The Social Model of Disability: Myths and Misconceptions.

“Now it’s important to point out that the social model of disability is, first and foremost, a focus on the environmental and social barriers which exclude disabled people from mainstream society. It makes a clear distinction between impairment and disability; the former refers to biological characteristics of the body and the mind, and the latter to society’s failure to address the needs of disabled people. The social model, therefore, is a concerted attempt to focus on those aspects of disabled people’s lives which can and should be changed.

This is not a denial of the importance of impairment, appropriate medical intervention or, indeed, discussions of these experiences. Nor is it an assertion that once the barriers have been removed the problems associated with certain types of impairment will disappear -they won’t.”

(This article first appeared in Greater Manchester Coalition of Disabled People’s Journal ‘Coalition’ August 1996:, pp. 27-33).

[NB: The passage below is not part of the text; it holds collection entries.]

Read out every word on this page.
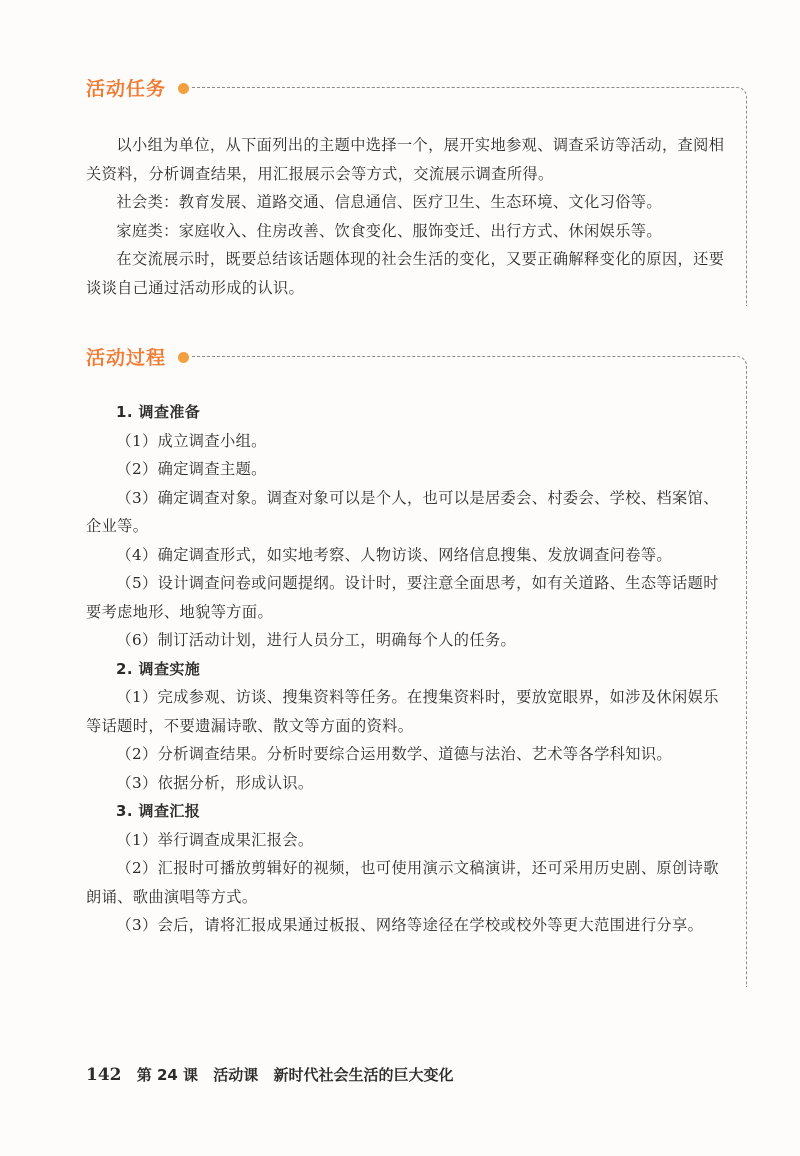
活动任务

以小组为单位，从下面列出的主题中选择一个，展开实地参观、调查采访等活动，查阅相关资料，分析调查结果，用汇报展示会等方式，交流展示调查所得。

社会类：教育发展、道路交通、信息通信、医疗卫生、生态环境、文化习俗等。

家庭类：家庭收入、住房改善、饮食变化、服饰变迁、出行方式、休闲娱乐等。

在交流展示时，既要总结该话题体现的社会生活的变化，又要正确解释变化的原因，还要谈谈自己通过活动形成的认识。

活动过程

1. 调查准备

（1）成立调查小组。

（2）确定调查主题。

（3）确定调查对象。调查对象可以是个人，也可以是居委会、村委会、学校、档案馆、企业等。

（4）确定调查形式，如实地考察、人物访谈、网络信息搜集、发放调查问卷等。

（5）设计调查问卷或问题提纲。设计时，要注意全面思考，如有关道路、生态等话题时要考虑地形、地貌等方面。

（6）制订活动计划，进行人员分工，明确每个人的任务。

2. 调查实施

（1）完成参观、访谈、搜集资料等任务。在搜集资料时，要放宽眼界，如涉及休闲娱乐等话题时，不要遗漏诗歌、散文等方面的资料。

（2）分析调查结果。分析时要综合运用数学、道德与法治、艺术等各学科知识。

（3）依据分析，形成认识。

3. 调查汇报

（1）举行调查成果汇报会。

（2）汇报时可播放剪辑好的视频，也可使用演示文稿演讲，还可采用历史剧、原创诗歌朗诵、歌曲演唱等方式。

（3）会后，请将汇报成果通过板报、网络等途径在学校或校外等更大范围进行分享。

142 第 24 课 活动课 新时代社会生活的巨大变化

Colin Barnes.

Bearing this in mind, it is important to consider what we need to know about different types of physical impairment. There are local and national associations for most types of impairment, which will provide information and advice to both service users and professionals. In addition the National Centre for Independent Living provide information and advice on a range of matters related to both impairment and disability. However, when researching information it is important to consider that the effect of the impairment is specific to the individual.

“It’s worth remembering too that impairment related experiences are unique to the individual; often people with very similar conditions experience them in very different ways. What is ‘painful’ or depressing for one person may be less so for another. People can only talk of their own experiences of impairment. This makes any notion of a ‘social’ model of impairment extremely difficult, if not impossible, to conceive.” (Barnes 1996)

What is important for us to understand is what the barriers are that the person faces. It will also be important to discuss if there are any specific social care needs relating to the experience of the impairment. This is where the social model fits comfortably with the FACS criteria which states clearly that the impact of a situation will be different for different people and so the risks faced by individuals will also be different.